Siempre guardábamos una distancia de unos cuantos pasos. Por respeto, por escuchar mejor (el rock demasiado cerca se enturbia), y porque el guitarra se encargaba de echarnos hacia atrás si no le dejábamos suficiente espacio (sin dejar de tocar, se dirigía hacia el público haciendo gestos con el mentón hasta que consideraba que la burbuja-escenario tenía el tamaño suficiente).

Aquella noche, un muchacho se saltó el círculo sin disimulo, visiblemente subyugado por aquellos ritmos, las poses, el halo heroico del rockero melenudo ensimismado en su recreación, los feligreses congregados en su místico ritual... a apenas un paso de las evoluciones del guitarrista, la expresión de su rostro concentraba el sentir de todos los presentes.

Por aquel entonces, a los que padecían el síndrome de Down les llamaban "mongólicos" y, por alguna razón que nunca llegué a saber, estaban socialmente marginados. Quiero decir que estaban "mal vistos".. me explico con un ejemplo: una alcohólica ludópata repudiada por toda su familia, de esas que se duchan una vez al mes (aunque no haga falta), al cruzarse con un tocayo mío, amigo y vecino que se gana un sueldo trabajando en un taller, comenta con forzada benevolencia
-Pobre..
y al sentir la mirada ofendida de la madre del chaval, fingiendo una empatía que es incapaz de sentir, añade
- Ya, más lo sufren las madres, verdá?
Bueno, la madre de mi amigo sólo acertó a decir "vámonos".. y mejor me ahorro mi comentario.
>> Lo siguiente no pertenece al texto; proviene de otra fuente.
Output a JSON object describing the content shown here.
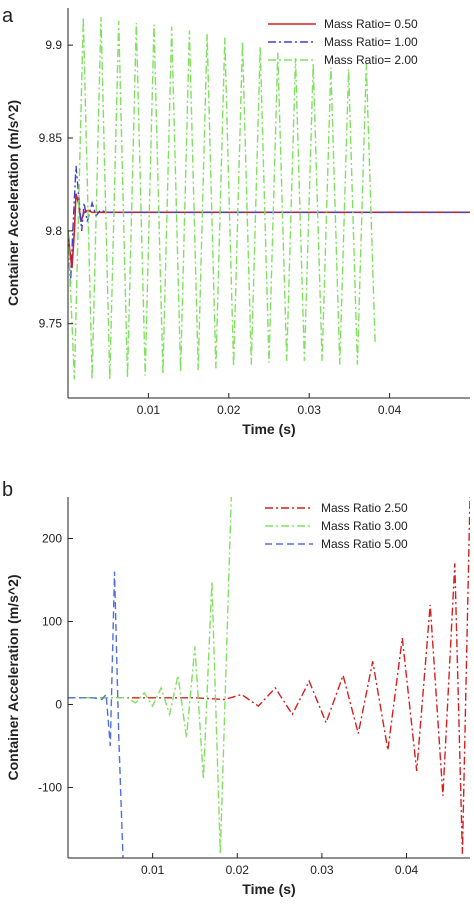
{
  "chart_data": [
    {
      "panel_label": "a",
      "type": "line",
      "xlabel": "Time (s)",
      "ylabel": "Container Acceleration (m/s^2)",
      "xlim": [
        0,
        0.05
      ],
      "ylim": [
        9.71,
        9.92
      ],
      "xticks": [
        "0.01",
        "0.02",
        "0.03",
        "0.04"
      ],
      "xtick_values": [
        0.01,
        0.02,
        0.03,
        0.04
      ],
      "yticks": [
        "9.75",
        "9.8",
        "9.85",
        "9.9"
      ],
      "ytick_values": [
        9.75,
        9.8,
        9.85,
        9.9
      ],
      "legend_position": "top-right",
      "series": [
        {
          "name": "Mass Ratio= 0.50",
          "color": "#d62020",
          "dash": "solid",
          "x": [
            0,
            0.0002,
            0.0005,
            0.0008,
            0.001,
            0.0013,
            0.0016,
            0.002,
            0.0025,
            0.003,
            0.004,
            0.005,
            0.05
          ],
          "y": [
            9.8,
            9.79,
            9.78,
            9.8,
            9.82,
            9.815,
            9.805,
            9.81,
            9.811,
            9.81,
            9.81,
            9.81,
            9.81
          ]
        },
        {
          "name": "Mass Ratio= 1.00",
          "color": "#4040d0",
          "dash": "dashdot",
          "x": [
            0,
            0.0003,
            0.0006,
            0.001,
            0.0013,
            0.0017,
            0.002,
            0.0024,
            0.003,
            0.0035,
            0.004,
            0.005,
            0.05
          ],
          "y": [
            9.8,
            9.77,
            9.8,
            9.835,
            9.82,
            9.8,
            9.815,
            9.805,
            9.815,
            9.808,
            9.811,
            9.81,
            9.81
          ]
        },
        {
          "name": "Mass Ratio= 2.00",
          "color": "#80e060",
          "dash": "dashdot",
          "x": [
            0,
            0.0008,
            0.0019,
            0.003,
            0.0041,
            0.0052,
            0.0063,
            0.0074,
            0.0085,
            0.0096,
            0.0107,
            0.0118,
            0.0129,
            0.014,
            0.0151,
            0.0162,
            0.0173,
            0.0184,
            0.0195,
            0.0206,
            0.0217,
            0.0228,
            0.0239,
            0.025,
            0.0261,
            0.0272,
            0.0283,
            0.0294,
            0.0305,
            0.0316,
            0.0327,
            0.0338,
            0.0349,
            0.036,
            0.0371,
            0.0382
          ],
          "y": [
            9.8,
            9.72,
            9.915,
            9.72,
            9.915,
            9.72,
            9.913,
            9.721,
            9.912,
            9.722,
            9.911,
            9.723,
            9.91,
            9.724,
            9.908,
            9.725,
            9.906,
            9.726,
            9.904,
            9.727,
            9.902,
            9.728,
            9.899,
            9.729,
            9.896,
            9.73,
            9.893,
            9.73,
            9.89,
            9.73,
            9.888,
            9.728,
            9.887,
            9.728,
            9.89,
            9.74
          ]
        }
      ]
    },
    {
      "panel_label": "b",
      "type": "line",
      "xlabel": "Time (s)",
      "ylabel": "Container Acceleration (m/s^2)",
      "xlim": [
        0,
        0.0475
      ],
      "ylim": [
        -185,
        250
      ],
      "xticks": [
        "0.01",
        "0.02",
        "0.03",
        "0.04"
      ],
      "xtick_values": [
        0.01,
        0.02,
        0.03,
        0.04
      ],
      "yticks": [
        "-100",
        "0",
        "100",
        "200"
      ],
      "ytick_values": [
        -100,
        0,
        100,
        200
      ],
      "legend_position": "top-right",
      "series": [
        {
          "name": "Mass Ratio 2.50",
          "color": "#d62020",
          "dash": "dashdot",
          "x": [
            0,
            0.01,
            0.015,
            0.0185,
            0.0205,
            0.0225,
            0.0245,
            0.0265,
            0.0285,
            0.0305,
            0.0325,
            0.0343,
            0.036,
            0.0378,
            0.0395,
            0.0412,
            0.0428,
            0.0443,
            0.0457,
            0.0466,
            0.0475
          ],
          "y": [
            8,
            8,
            8,
            6,
            12,
            -2,
            20,
            -12,
            28,
            -22,
            35,
            -35,
            52,
            -55,
            80,
            -80,
            120,
            -110,
            170,
            -180,
            250
          ]
        },
        {
          "name": "Mass Ratio 3.00",
          "color": "#80e060",
          "dash": "dashdot",
          "x": [
            0,
            0.004,
            0.007,
            0.008,
            0.009,
            0.01,
            0.011,
            0.012,
            0.013,
            0.014,
            0.015,
            0.016,
            0.017,
            0.018,
            0.0193
          ],
          "y": [
            8,
            8,
            8,
            2,
            14,
            -2,
            20,
            -12,
            35,
            -40,
            70,
            -90,
            148,
            -180,
            250
          ]
        },
        {
          "name": "Mass Ratio 5.00",
          "color": "#5070e0",
          "dash": "dashed",
          "x": [
            0,
            0.002,
            0.003,
            0.004,
            0.0045,
            0.005,
            0.0055,
            0.006,
            0.0065
          ],
          "y": [
            8,
            8,
            8,
            6,
            12,
            -50,
            160,
            -40,
            -185
          ]
        }
      ]
    }
  ]
}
Antes de que acabara el tema, la que por edad y cariño parecía ser la hermana, apareció para apartar al chaval, avergonzada por sentirse expuesta a tantas miradas. Le cogió del brazo y, con dulces e insistentes gestos, intentaba convencerle de que se retirara, pero a su hermano no parecía importarle que se llevara el brazo si quería, mientras a él le dejara seguir inmerso en aquella magia.

Entre el apuro por molestar (varias veces se giró hacia el público e hizo ademán de agacharse o irse), el miedo porque su hermano pudiera llegar a interrumpir la canción, los esfuerzos de la primera fila intentando admirar las evoluciones de los dedos del guitarrista (que su hermano impedía), la expresión solemne de los tres intérpretes... la chica quedó a un paso de su hermano, a medio camino de ninguna parte, cada vez más tímida y desorientada.

Al acabar la canción, el chaval primero aplaudió como si sólo hubieran tocado para él... luego, mientras su hermana sonreía agradecida a los músicos y le decía "hala, vámonos" con dulzura de madre, se volvió a la ovación cerrada que seguía a cada tema, aderezada por algún silbido de pastor.

Durante un instante, sintió la energía que crece entre los músicos de rock y su público, dos hilos mágicos que llegan de uno y otro lado, alimentándose a medida que se enlazan, y se vio partícipe. Incluso su hermana, sorprendida por la expresión de su cara, quedó un tiempo saltando con la mirada alrededor, intentando comprender las partes de un mundo que se escapaba a su entendimiento..

No sé si llegaron a pronunciar palabra, ninguno habríamos podido oírles, pero todos sabíamos qué se estaban diciendo. Ella acariciaba la espalda de su hermano mientras el guitarra le lanzaba alguna frase corta y chillona que todos jaleábamos con gritos de vikingo... y el deseo del chaval por llegar a rozar aquel instrumento mágico era ya superior a cualquier otra fuerza que él pudiera distinguir.

Alargó su mano, despacio, pidiendo permiso a cada centímetro, hasta que las cuerdas respondieron gritando un trueno a una caricia, que los vikingos aclamaron con un grito de batalla. Animado, desatando cada pequeño hilo de ese nudo que forman las cosas que sólo se entienden con el alma, repitió la acción dos, tres veces...

El guitarra se descolgó el hacha y, con mucho cuidado (y entre los nerviosos gestos de la chica que aún se apuraba), la colgó del hombro del chaval y se situó a su espalda. Puso un acorde...

Parecía que había ganado el Athletic. El público recibió el guitarrazo con esa manera de gritar que tienen los vascos que uno no sabe si piden fiesta o pelea, el guitarra miró a su hermano en el bajo y cambió el acorde, el griterío casi les tapaba cuando el batería decidió unirse.

Aquella noche, todos fuimos un poco las lágrimas emocionadas de una chavala.